Je me rends compte qu’il y a eu un fil conducteur durant tout mon épiscopat, à Montpellier d’abord, à Bordeaux ensuite, c’est la conviction qu’existe un lien profond entre ressourcement dans la foi et dynamisme missionnaire. En 1996 était publiée la Lettre aux catholiques de France. Elle soulignait qu’on ne peut aller au large qu’en avançant en eau profonde. Elle rappelait : « Celui ou celle qui se laisse entraîner, par la foi, dans la profondeur du mystère de Jésus crucifié et ressuscité, se trouve, d’une manière ou d’une autre, envoyé dans le monde pour y annoncer l’Évangile. La largeur de la mission ne peut pas être dissociée de la profondeur de la foi » (p. 107). En 2013, dans son exhortation La Joie de l’Évangile, le pape François réaffirmait avec force cette conviction en disant que celui qui a eu le cœur touché par le Christ ne peut pas ne pas vouloir le faire connaître et aimer. Il ne s’agit pas là de prosélytisme mais d’invitation à partager une expérience. Ressourcement, dynamique missionnaire, solidarité auprès des plus pauvres ont partie liée dans l’annonce de l’Évangile. Ces grandes dimensions de notre vie chrétienne et de notre vie ecclésiale ont été au cœur de notre synode diocésain. Il faudra sans cesse les revisiter et leur donner une traduction concrète dans l’avenir.

 

Nous sentons bien d’ailleurs qu’une telle aventure apostolique ne peut être menée qu’ensemble, en renforçant nos liens de fraternité et de communion : fraternité entre évêques – et je remercie tous les évêques de nos deux provinces de Poitiers et de Bordeaux de leur présence, de leur collaboration et des liens d’amitié qui se sont noués au cours des années -, fraternité entre prêtres dans la diversité de notre presbyterium, fraternité entre diacres, fraternité entre prêtres, diacres et laïcs, fraternité entre tous les acteurs de notre vie ecclésiale.
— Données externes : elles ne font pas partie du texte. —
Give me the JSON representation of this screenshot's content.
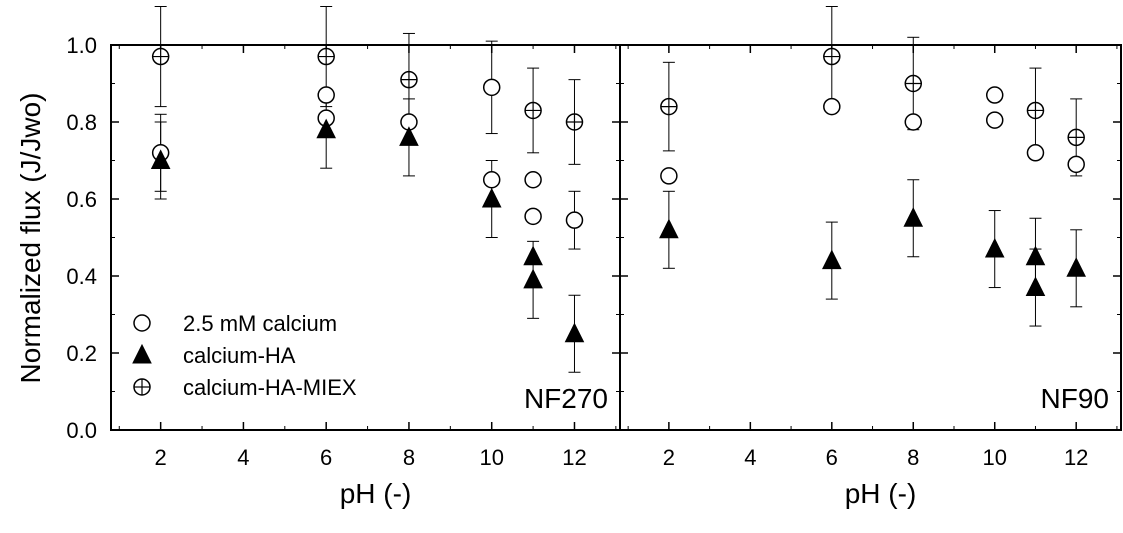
{
  "chart_data": {
    "type": "scatter",
    "ylabel": "Normalized flux (J/Jwo)",
    "ylim": [
      0.0,
      1.0
    ],
    "yticks": [
      "0.0",
      "0.2",
      "0.4",
      "0.6",
      "0.8",
      "1.0"
    ],
    "legend": {
      "placement": "lower-left of left panel",
      "entries": [
        {
          "label": "2.5 mM calcium",
          "marker": "open-circle"
        },
        {
          "label": "calcium-HA",
          "marker": "filled-triangle"
        },
        {
          "label": "calcium-HA-MIEX",
          "marker": "crossed-circle"
        }
      ]
    },
    "panels": [
      {
        "label": "NF270",
        "xlabel": "pH (-)",
        "xlim": [
          0.8,
          13.1
        ],
        "xticks": [
          "2",
          "4",
          "6",
          "8",
          "10",
          "12"
        ],
        "series": [
          {
            "name": "2.5 mM calcium",
            "marker": "open-circle",
            "points": [
              {
                "x": 2,
                "y": 0.72,
                "err": 0.1
              },
              {
                "x": 6,
                "y": 0.87,
                "err": 0.0
              },
              {
                "x": 6,
                "y": 0.81,
                "err": 0.0
              },
              {
                "x": 8,
                "y": 0.8,
                "err": 0.0
              },
              {
                "x": 10,
                "y": 0.89,
                "err": 0.12
              },
              {
                "x": 10,
                "y": 0.65,
                "err": 0.0
              },
              {
                "x": 11,
                "y": 0.65,
                "err": 0.0
              },
              {
                "x": 11,
                "y": 0.555,
                "err": 0.0
              },
              {
                "x": 12,
                "y": 0.545,
                "err": 0.075
              }
            ]
          },
          {
            "name": "calcium-HA",
            "marker": "filled-triangle",
            "points": [
              {
                "x": 2,
                "y": 0.7,
                "err": 0.1
              },
              {
                "x": 6,
                "y": 0.78,
                "err": 0.1
              },
              {
                "x": 8,
                "y": 0.76,
                "err": 0.1
              },
              {
                "x": 10,
                "y": 0.6,
                "err": 0.1
              },
              {
                "x": 11,
                "y": 0.45,
                "err": 0.0
              },
              {
                "x": 11,
                "y": 0.39,
                "err": 0.1
              },
              {
                "x": 12,
                "y": 0.25,
                "err": 0.1
              }
            ]
          },
          {
            "name": "calcium-HA-MIEX",
            "marker": "crossed-circle",
            "points": [
              {
                "x": 2,
                "y": 0.97,
                "err": 0.13
              },
              {
                "x": 6,
                "y": 0.97,
                "err": 0.13
              },
              {
                "x": 8,
                "y": 0.91,
                "err": 0.12
              },
              {
                "x": 11,
                "y": 0.83,
                "err": 0.11
              },
              {
                "x": 12,
                "y": 0.8,
                "err": 0.11
              }
            ]
          }
        ]
      },
      {
        "label": "NF90",
        "xlabel": "pH (-)",
        "xlim": [
          0.8,
          13.1
        ],
        "xticks": [
          "2",
          "4",
          "6",
          "8",
          "10",
          "12"
        ],
        "series": [
          {
            "name": "2.5 mM calcium",
            "marker": "open-circle",
            "points": [
              {
                "x": 2,
                "y": 0.66,
                "err": 0.0
              },
              {
                "x": 6,
                "y": 0.84,
                "err": 0.0
              },
              {
                "x": 8,
                "y": 0.8,
                "err": 0.0
              },
              {
                "x": 10,
                "y": 0.87,
                "err": 0.0
              },
              {
                "x": 10,
                "y": 0.805,
                "err": 0.0
              },
              {
                "x": 11,
                "y": 0.72,
                "err": 0.0
              },
              {
                "x": 12,
                "y": 0.69,
                "err": 0.0
              }
            ]
          },
          {
            "name": "calcium-HA",
            "marker": "filled-triangle",
            "points": [
              {
                "x": 2,
                "y": 0.52,
                "err": 0.1
              },
              {
                "x": 6,
                "y": 0.44,
                "err": 0.1
              },
              {
                "x": 8,
                "y": 0.55,
                "err": 0.1
              },
              {
                "x": 10,
                "y": 0.47,
                "err": 0.1
              },
              {
                "x": 11,
                "y": 0.45,
                "err": 0.1
              },
              {
                "x": 11,
                "y": 0.37,
                "err": 0.1
              },
              {
                "x": 12,
                "y": 0.42,
                "err": 0.1
              }
            ]
          },
          {
            "name": "calcium-HA-MIEX",
            "marker": "crossed-circle",
            "points": [
              {
                "x": 2,
                "y": 0.84,
                "err": 0.115
              },
              {
                "x": 6,
                "y": 0.97,
                "err": 0.13
              },
              {
                "x": 8,
                "y": 0.9,
                "err": 0.12
              },
              {
                "x": 11,
                "y": 0.83,
                "err": 0.11
              },
              {
                "x": 12,
                "y": 0.76,
                "err": 0.1
              }
            ]
          }
        ]
      }
    ]
  }
}
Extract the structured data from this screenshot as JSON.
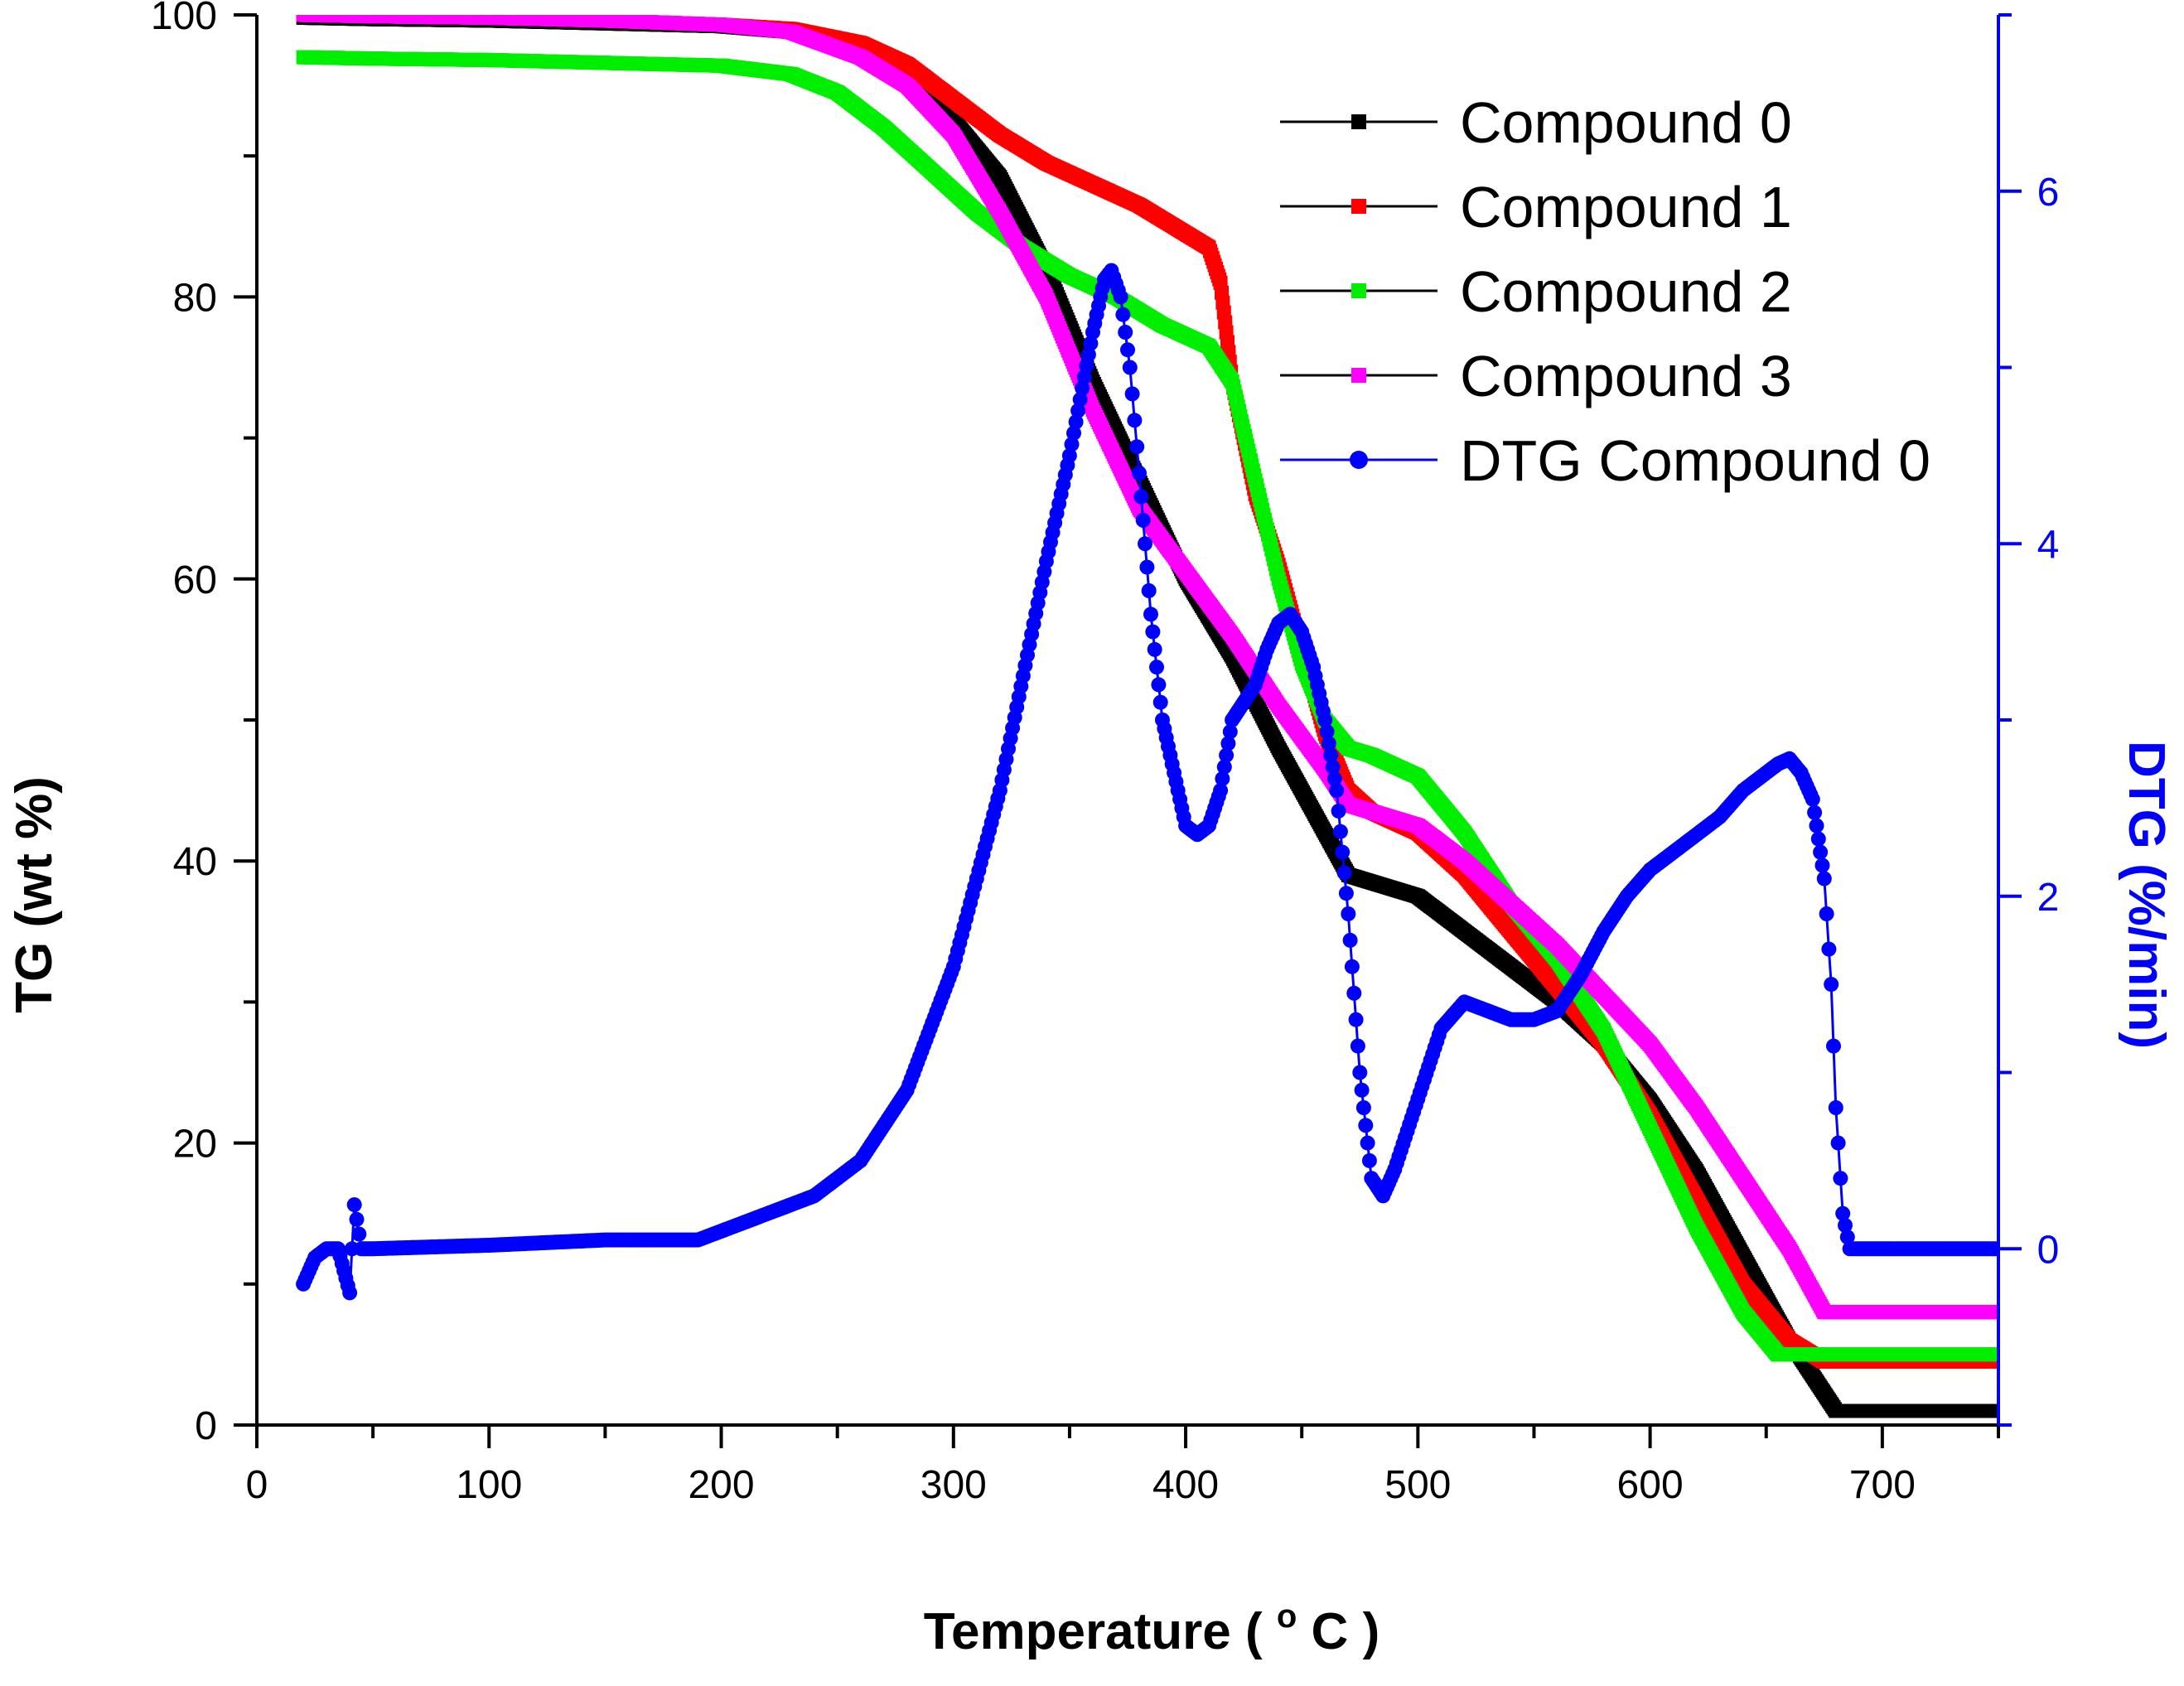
{
  "chart_data": {
    "type": "line",
    "title": "",
    "xlabel": "Temperature",
    "xlabel_unit_sup": "o",
    "xlabel_unit": "C",
    "ylabel": "TG (wt %)",
    "y2label": "DTG (%/min)",
    "xlim": [
      0,
      750
    ],
    "ylim": [
      0,
      100
    ],
    "y2lim": [
      -1,
      7
    ],
    "x_ticks": [
      0,
      100,
      200,
      300,
      400,
      500,
      600,
      700
    ],
    "y_ticks": [
      0,
      20,
      40,
      60,
      80,
      100
    ],
    "y2_ticks": [
      0,
      2,
      4,
      6
    ],
    "legend_position": "top-right",
    "colors": {
      "axis_left": "#000000",
      "axis_right": "#0000ff"
    },
    "series": [
      {
        "name": "Compound 0",
        "axis": "left",
        "color": "#000000",
        "marker": "square",
        "x": [
          20,
          50,
          100,
          150,
          200,
          230,
          260,
          280,
          300,
          320,
          340,
          360,
          380,
          400,
          420,
          440,
          460,
          470,
          480,
          500,
          520,
          540,
          560,
          580,
          600,
          620,
          640,
          660,
          680,
          700,
          750
        ],
        "y": [
          99.8,
          99.7,
          99.6,
          99.4,
          99.2,
          98.8,
          97.5,
          95.5,
          92.5,
          88.5,
          82,
          74,
          67,
          60,
          54.5,
          48,
          42,
          39,
          38.5,
          37.5,
          35,
          32.5,
          30,
          27,
          23,
          18,
          12,
          6,
          1,
          1,
          1
        ]
      },
      {
        "name": "Compound 1",
        "axis": "left",
        "color": "#ff0000",
        "marker": "square",
        "x": [
          20,
          50,
          100,
          150,
          200,
          230,
          260,
          280,
          300,
          320,
          340,
          360,
          380,
          400,
          410,
          415,
          420,
          430,
          440,
          450,
          460,
          470,
          480,
          500,
          520,
          540,
          560,
          580,
          600,
          620,
          640,
          660,
          675,
          700,
          750
        ],
        "y": [
          100,
          99.9,
          99.8,
          99.6,
          99.3,
          99,
          98,
          96.5,
          94,
          91.5,
          89.5,
          88,
          86.5,
          84.5,
          83.5,
          81,
          74,
          66,
          61,
          55,
          49,
          45,
          43.5,
          42,
          39,
          35,
          31,
          27,
          22,
          16,
          10,
          6,
          4.5,
          4.5,
          4.5
        ]
      },
      {
        "name": "Compound 2",
        "axis": "left",
        "color": "#00ee00",
        "marker": "square",
        "x": [
          20,
          50,
          100,
          150,
          200,
          230,
          250,
          270,
          290,
          310,
          330,
          350,
          370,
          390,
          410,
          420,
          430,
          440,
          450,
          460,
          470,
          480,
          500,
          520,
          540,
          560,
          580,
          600,
          620,
          640,
          655,
          700,
          750
        ],
        "y": [
          97,
          96.9,
          96.8,
          96.6,
          96.4,
          95.8,
          94.5,
          92,
          89,
          86,
          83.5,
          81.5,
          80,
          78,
          76.5,
          74,
          67,
          60,
          54,
          50,
          48,
          47.5,
          46,
          42,
          37,
          33,
          28,
          21,
          14,
          8,
          5,
          5,
          5
        ]
      },
      {
        "name": "Compound 3",
        "axis": "left",
        "color": "#ff00ff",
        "marker": "square",
        "x": [
          20,
          50,
          100,
          150,
          200,
          230,
          260,
          280,
          300,
          320,
          340,
          360,
          380,
          400,
          420,
          440,
          460,
          470,
          480,
          500,
          520,
          540,
          560,
          580,
          600,
          620,
          640,
          660,
          675,
          700,
          750
        ],
        "y": [
          100,
          99.9,
          99.8,
          99.6,
          99.3,
          98.8,
          97,
          95,
          91.5,
          86,
          80,
          72,
          65,
          60.5,
          56,
          51,
          46.5,
          44,
          43.5,
          42.5,
          40,
          37,
          34,
          30.5,
          27,
          22.5,
          17.5,
          12.5,
          8,
          8,
          8
        ]
      },
      {
        "name": "DTG Compound 0",
        "axis": "right",
        "color": "#0000ff",
        "marker": "circle",
        "x": [
          20,
          25,
          30,
          35,
          40,
          42,
          45,
          50,
          100,
          150,
          190,
          200,
          220,
          240,
          260,
          280,
          300,
          320,
          340,
          350,
          360,
          365,
          368,
          372,
          376,
          380,
          385,
          390,
          395,
          400,
          405,
          410,
          415,
          420,
          425,
          430,
          435,
          440,
          445,
          450,
          455,
          460,
          465,
          470,
          475,
          480,
          485,
          490,
          500,
          510,
          520,
          530,
          540,
          550,
          560,
          570,
          580,
          590,
          600,
          610,
          620,
          630,
          640,
          650,
          655,
          660,
          665,
          670,
          675,
          678,
          680,
          683,
          686,
          690,
          700,
          720,
          750
        ],
        "y": [
          -0.2,
          -0.05,
          0,
          0,
          -0.25,
          0.25,
          0,
          0,
          0.02,
          0.05,
          0.05,
          0.1,
          0.2,
          0.3,
          0.5,
          0.9,
          1.6,
          2.6,
          3.9,
          4.5,
          5.2,
          5.5,
          5.55,
          5.4,
          5.0,
          4.4,
          3.6,
          3.0,
          2.7,
          2.4,
          2.35,
          2.4,
          2.6,
          3.0,
          3.1,
          3.2,
          3.4,
          3.55,
          3.6,
          3.5,
          3.3,
          3.0,
          2.6,
          1.9,
          1.0,
          0.4,
          0.3,
          0.45,
          0.85,
          1.25,
          1.4,
          1.35,
          1.3,
          1.3,
          1.35,
          1.55,
          1.8,
          2.0,
          2.15,
          2.25,
          2.35,
          2.45,
          2.6,
          2.7,
          2.75,
          2.78,
          2.7,
          2.55,
          2.1,
          1.5,
          0.8,
          0.2,
          0,
          0,
          0,
          0,
          0
        ]
      }
    ]
  }
}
La naissance de petites fraternités dans nos quartiers et dans nos villages, et une plus grande coresponsabilité sont les conditions pour une vie d’Église plus dynamique et plus appelante. « L’amour du Christ nous presse » (2 Cor 5, 14) dit saint Paul. Ce n’est pas le moment de faire baisser la pression !

 

Au moment où je vais vous quitter pour une autre forme de service, je voudrais faire mentir l’adage : « Loin des yeux, loin du cœur ». Éloigné physiquement, je me sens très attaché au diocèse de Bordeaux, qui reste mon diocèse. Je ne vous oublierai pas. Ma sollicitude pastorale revêtira une autre forme, celle qu’évoque le livre de l’Exode. Ce livre, en effet, nous parle de l’efficacité de la prière de Moïse. Pendant que le peuple combat dans la plaine, Moïse est en prière sur la montagne et nous voyons combien combat apostolique et prière ont partie liée. Je continuerai à vous porter plus que jamais dans ma prière. Je n’oublierai ni les séminaristes, ni ceux qui se préparent à recevoir une ordination ou assurer un service dans l’Église, ni les familles, surtout après ce beau Festival des Familles que vous avez vécu le week-end dernier, ni les consacrées, ni tous ceux et celles qui vivent des épreuves dans leur corps, dans leur cœur ou dans leur esprit. Je prie dès maintenant avec vous pour le prochain archevêque qui vous sera donné.

 

Permettez-moi en terminant de reprendre ces paroles de l’apôtre Paul faisant ses adieux aux anciens d’Éphèse : « A présent, je vous confie à Dieu et à la parole de sa grâce, qui a le pouvoir de bâtir l’édifice et de procurer l’héritage parmi tous les sanctifiés » (Ac 20, 32). Ayez confiance en Dieu et en l’efficacité de sa parole de grâce. Amen.